Menanggapi kejadian ini, Direktur Eksekutif Center for Indonesia Taxation Analysis (CITA), Yustinus Prastowo memandang hal tersebut terjadi lantaran adanya disinformasi data Kantor Pelayanan Pajak (KPP) dengan wajib pajak (WP). Oleh sebab itu, dia menyebutkan dibutuhkan suatu rekonsiliasi data perpajakan agar tidak terjadi lagi disinformasi atau perbedaan persepsi seperti ini.
“Ya itu saya kira ada perbedaan persepsi mungkin yah. Makanya harus ada rekonsiliasi data. Saya kira perlu rekonsiliasi data itu berarti jangan sampai ada perbedaan persepsi. Kalau yang menurut kantor pajak tunggakan, wajib pajak bukan,” ujarnya kepada Okezone.
Dia menyebutkan, terkadang wajib pajak tidak mengetahui bahwa hal tersebut merupakan suatu sengketa. Sehingga, wajib pajak tidak menghiraukan kewajibannya jika merasa keberatan.
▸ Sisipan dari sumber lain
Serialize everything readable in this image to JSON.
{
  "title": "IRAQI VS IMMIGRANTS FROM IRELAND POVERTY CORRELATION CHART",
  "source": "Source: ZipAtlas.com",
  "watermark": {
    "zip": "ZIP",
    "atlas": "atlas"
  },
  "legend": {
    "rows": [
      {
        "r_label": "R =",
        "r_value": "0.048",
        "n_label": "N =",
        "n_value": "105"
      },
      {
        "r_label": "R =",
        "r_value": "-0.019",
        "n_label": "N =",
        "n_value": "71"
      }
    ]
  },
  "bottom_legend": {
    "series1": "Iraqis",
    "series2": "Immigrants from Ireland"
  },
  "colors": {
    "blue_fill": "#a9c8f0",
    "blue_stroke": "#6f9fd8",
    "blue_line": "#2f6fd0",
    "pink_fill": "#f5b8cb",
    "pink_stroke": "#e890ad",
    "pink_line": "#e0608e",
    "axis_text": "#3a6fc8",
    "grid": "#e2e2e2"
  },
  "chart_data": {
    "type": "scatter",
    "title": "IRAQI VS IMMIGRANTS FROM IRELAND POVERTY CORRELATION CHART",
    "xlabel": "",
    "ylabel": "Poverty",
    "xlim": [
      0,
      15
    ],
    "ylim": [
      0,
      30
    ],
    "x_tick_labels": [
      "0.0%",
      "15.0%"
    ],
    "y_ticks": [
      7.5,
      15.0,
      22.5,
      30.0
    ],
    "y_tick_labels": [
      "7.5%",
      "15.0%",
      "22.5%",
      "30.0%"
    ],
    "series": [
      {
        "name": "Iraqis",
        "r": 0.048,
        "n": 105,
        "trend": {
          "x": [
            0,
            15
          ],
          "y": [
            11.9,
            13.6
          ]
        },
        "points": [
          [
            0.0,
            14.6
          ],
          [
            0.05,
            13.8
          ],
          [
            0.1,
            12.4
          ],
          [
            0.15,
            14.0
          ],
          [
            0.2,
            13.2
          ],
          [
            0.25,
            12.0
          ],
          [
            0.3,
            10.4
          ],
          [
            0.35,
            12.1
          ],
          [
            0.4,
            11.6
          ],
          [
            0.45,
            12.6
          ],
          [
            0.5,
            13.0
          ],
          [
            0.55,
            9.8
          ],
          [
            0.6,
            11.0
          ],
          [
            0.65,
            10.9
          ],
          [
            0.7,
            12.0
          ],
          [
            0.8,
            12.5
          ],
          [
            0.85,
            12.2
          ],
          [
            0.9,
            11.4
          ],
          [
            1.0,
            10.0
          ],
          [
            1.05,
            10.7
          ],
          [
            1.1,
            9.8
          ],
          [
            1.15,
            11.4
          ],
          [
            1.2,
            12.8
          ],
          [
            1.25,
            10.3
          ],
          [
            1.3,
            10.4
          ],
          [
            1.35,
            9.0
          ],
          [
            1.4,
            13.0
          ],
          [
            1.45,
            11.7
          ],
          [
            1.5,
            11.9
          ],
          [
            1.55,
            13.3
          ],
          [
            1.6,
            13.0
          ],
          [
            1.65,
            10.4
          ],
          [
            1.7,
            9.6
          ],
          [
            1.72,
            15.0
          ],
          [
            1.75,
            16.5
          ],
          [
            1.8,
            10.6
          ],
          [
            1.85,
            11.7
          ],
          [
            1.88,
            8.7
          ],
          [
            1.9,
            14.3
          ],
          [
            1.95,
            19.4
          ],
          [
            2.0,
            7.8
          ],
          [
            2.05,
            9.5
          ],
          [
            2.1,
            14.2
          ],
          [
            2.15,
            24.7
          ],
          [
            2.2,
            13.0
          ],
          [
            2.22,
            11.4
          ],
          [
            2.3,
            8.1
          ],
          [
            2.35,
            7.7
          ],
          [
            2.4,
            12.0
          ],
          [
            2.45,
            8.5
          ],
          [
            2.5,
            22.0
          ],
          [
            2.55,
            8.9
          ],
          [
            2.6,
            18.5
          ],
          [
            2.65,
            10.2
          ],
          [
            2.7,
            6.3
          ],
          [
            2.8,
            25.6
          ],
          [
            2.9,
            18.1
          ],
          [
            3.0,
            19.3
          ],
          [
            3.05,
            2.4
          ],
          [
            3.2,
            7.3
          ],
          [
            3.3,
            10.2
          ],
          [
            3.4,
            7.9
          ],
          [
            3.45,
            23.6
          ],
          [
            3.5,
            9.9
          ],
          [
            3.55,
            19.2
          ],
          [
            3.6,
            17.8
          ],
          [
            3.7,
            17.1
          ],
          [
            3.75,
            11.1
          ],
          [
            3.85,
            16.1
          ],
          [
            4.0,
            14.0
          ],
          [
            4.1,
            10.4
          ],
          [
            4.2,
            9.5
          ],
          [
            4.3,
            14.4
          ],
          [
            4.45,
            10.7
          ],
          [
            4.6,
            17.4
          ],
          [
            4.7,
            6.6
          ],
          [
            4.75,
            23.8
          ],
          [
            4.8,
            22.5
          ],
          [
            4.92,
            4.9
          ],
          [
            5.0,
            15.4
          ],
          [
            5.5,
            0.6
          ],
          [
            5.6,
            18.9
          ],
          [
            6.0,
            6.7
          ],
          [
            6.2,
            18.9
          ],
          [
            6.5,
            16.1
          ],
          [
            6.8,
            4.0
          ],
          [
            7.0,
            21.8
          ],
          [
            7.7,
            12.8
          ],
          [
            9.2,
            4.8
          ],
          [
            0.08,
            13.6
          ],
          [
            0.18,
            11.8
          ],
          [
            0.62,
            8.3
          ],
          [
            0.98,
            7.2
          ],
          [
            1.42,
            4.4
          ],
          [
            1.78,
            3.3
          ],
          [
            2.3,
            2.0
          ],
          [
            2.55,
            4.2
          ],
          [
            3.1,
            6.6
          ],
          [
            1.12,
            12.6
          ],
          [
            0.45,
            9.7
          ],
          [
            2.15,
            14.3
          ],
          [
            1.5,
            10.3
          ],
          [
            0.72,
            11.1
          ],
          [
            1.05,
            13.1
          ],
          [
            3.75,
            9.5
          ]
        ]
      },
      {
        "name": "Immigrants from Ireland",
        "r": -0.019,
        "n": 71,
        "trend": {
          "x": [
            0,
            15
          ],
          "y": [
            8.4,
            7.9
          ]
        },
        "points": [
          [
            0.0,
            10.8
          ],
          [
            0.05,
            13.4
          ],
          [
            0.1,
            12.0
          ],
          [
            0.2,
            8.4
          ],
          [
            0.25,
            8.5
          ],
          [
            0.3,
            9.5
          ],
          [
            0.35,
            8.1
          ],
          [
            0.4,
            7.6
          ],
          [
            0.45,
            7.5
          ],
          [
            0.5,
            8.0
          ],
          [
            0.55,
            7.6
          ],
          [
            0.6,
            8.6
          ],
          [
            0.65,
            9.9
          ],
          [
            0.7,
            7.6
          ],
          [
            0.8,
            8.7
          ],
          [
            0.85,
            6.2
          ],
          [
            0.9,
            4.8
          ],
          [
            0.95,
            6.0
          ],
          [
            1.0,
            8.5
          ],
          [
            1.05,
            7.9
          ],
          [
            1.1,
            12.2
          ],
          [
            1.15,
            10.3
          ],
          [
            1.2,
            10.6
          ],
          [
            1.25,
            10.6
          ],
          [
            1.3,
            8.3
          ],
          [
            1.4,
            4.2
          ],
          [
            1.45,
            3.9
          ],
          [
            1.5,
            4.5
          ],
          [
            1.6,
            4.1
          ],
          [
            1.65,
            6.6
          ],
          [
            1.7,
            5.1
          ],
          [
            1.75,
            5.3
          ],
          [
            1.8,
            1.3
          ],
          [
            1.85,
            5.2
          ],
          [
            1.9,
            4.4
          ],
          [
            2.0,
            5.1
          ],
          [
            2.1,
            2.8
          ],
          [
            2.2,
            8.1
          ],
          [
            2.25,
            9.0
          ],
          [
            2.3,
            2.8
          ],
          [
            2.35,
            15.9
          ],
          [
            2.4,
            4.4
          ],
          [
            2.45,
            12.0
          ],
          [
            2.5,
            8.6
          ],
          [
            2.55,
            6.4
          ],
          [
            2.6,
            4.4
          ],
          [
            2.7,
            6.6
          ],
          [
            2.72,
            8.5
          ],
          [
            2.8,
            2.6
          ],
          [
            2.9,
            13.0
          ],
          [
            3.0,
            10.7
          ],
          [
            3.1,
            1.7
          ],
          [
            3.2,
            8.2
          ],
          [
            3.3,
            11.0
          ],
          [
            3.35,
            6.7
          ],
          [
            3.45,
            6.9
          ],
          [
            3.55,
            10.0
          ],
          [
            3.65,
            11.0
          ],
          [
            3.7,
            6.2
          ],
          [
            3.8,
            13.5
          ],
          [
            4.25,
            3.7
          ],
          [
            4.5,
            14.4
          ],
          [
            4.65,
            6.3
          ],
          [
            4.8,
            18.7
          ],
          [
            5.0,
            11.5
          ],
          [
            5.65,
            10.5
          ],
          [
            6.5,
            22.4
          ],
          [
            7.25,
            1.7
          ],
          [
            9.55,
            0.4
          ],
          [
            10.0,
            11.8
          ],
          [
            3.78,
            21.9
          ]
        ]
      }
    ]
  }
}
“Misalnya saya punya hak untuk mengajukan keberatan. Kalau saya merasa enggak setuju, saya enggak usah bayar. Nah ini yang penting,” jelas dia.
Menurutnya, sistem penagihan pajak di daerah-daerah pun jangan disamakan dengan kawasan kota besar seperti Jakarta, yang mana wajib pajak lebih melek terhadap peraturan perpajakan.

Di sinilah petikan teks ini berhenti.